Speeder Nabbed Twice--By Camera And Cop
Phil Lepanto was doing a good deed, driving up to Montgomery County on a Sunday morning to help a friend pick up a dresser for a newborn's bedroom. He went too heavy on the gas and got pulled over by a county police officer for doing 46 mph in a 30 mph zone on Connecticut Avenue.
A few days later, Lepanto received another ticket in the mail, this one citing him for a speeding violation committed a couple of blocks away and immediately before the other one. Again, the allegation was that he was going 45 in a 30 zone. But this time, it was one of the county's 70-plus speed cameras that caught him--for the very same act that the cop had stopped him for.
Lepanto knew he'd done wrong, but to be ticketed twice in a matter of a few feet for the very same violation struck him as wrong and unconstitutional--double jeopardy and all that.
So he wrote to both the county and the company that manages Montgomery's speed cameras, arguing that "While I admit that I was indeed traveling over the speed limit in this area, I do not think it is reasonable that I should be issued two citations for what would be essentially the same act."
Lepanto proposed that he pay the $40 fine levied for the speed camera violation since that was the infraction that happened first.
But rather than receive any response to his letters, Lepanto--a Mount Pleasant resident who had won five "good points" from the D.C. government for going five years without an infraction--next heard from the D.C. motor vehicles department, which told him it was suspending his license because he had failed either to pay his Montgomery County ticket or to show up to his scheduled court hearing.
But Lepanto never knew about any court hearing. When he went up to Rockville to figure out what had happened, he figured out that that was because the police officer who gave him the ticket had entered his city of residence as "NW," perhaps on the theory that the District's address quadrants are separate cities. The "NW" got translated into "city unknown" in court documents, so the notice of court hearing never reached Lepanto.
Lepanto had to post an $80 bond in Rockville and then take that paperwork to Washington (ah, right, that's the city's name) to forestall the suspension of his license, and then he had to go to court in Silver Spring last week to make his case against the camera ticket. (Still to come: A court date in Rockville for trial on the ticket from the officer.)
In Silver Spring, District Court Judge James Sarsfield told Lepanto that the only defense against a speed camera ticket is that your car was stolen and someone unknown to you was driving it. But Lepanto presented his two tickets, showed that the locations and times were proximate and asked to be allowed to pay the camera ticket, which carries a much lower fine than the citation handed out by the cop.

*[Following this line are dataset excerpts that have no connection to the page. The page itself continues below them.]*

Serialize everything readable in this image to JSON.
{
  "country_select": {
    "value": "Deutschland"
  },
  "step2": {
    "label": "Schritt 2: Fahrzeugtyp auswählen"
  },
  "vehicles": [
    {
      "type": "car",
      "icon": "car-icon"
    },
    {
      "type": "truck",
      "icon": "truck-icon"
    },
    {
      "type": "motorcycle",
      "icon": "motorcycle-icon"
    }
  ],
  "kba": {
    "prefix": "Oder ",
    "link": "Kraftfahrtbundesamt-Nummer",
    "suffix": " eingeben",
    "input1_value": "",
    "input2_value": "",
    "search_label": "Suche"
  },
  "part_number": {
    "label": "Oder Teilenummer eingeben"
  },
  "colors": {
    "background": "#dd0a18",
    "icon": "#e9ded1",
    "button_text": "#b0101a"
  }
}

The courtroom burst into laughter at Lepanto's bargain-hunting, but the judge said the law gives precedence to the officer's ticket. He dismissed the speed camera ticket.
But Lepanto is still on the hook for the officer's ticket, which could set him back $125 and two points.
The judge didn't rule on the fairness of being ticketed twice, but Montgomery County Police spokesman Officer Oliver Janney says "There's nothing that says we can't set up laser within proximity of a speed camera." When he's on patrol, Janney says, he sometimes sets up a speed trap within a few blocks of a speed camera, but he would never do it on the same block. "That's kind of double jeopardy," he says.
Janney says he's seen judges let off motorists who were caught by both human and electronic means.
But he says Lepanto's ordeal was "on him. Even if you get hit twice, the onus is on you to go to court and say, 'Hey, I got stopped twice on this.'"
Now, Lepanto's waiting for his fourth journey into the bowels of the bureaucracy. I'm all for speed cameras, but a big part of their appeal is the promise that they would free up officers to spend time on more complicated and important matters. Here's how the county's own web site puts that promise: The camera program "will provide consistent speed enforcement that will allow police officers to devote their time to other law enforcement duties."
Sure, put up the cameras, but don't then turn around and station traffic cops anywhere near those cameras. Getting blitzed is bad enough; piling on is never good sportsmanship.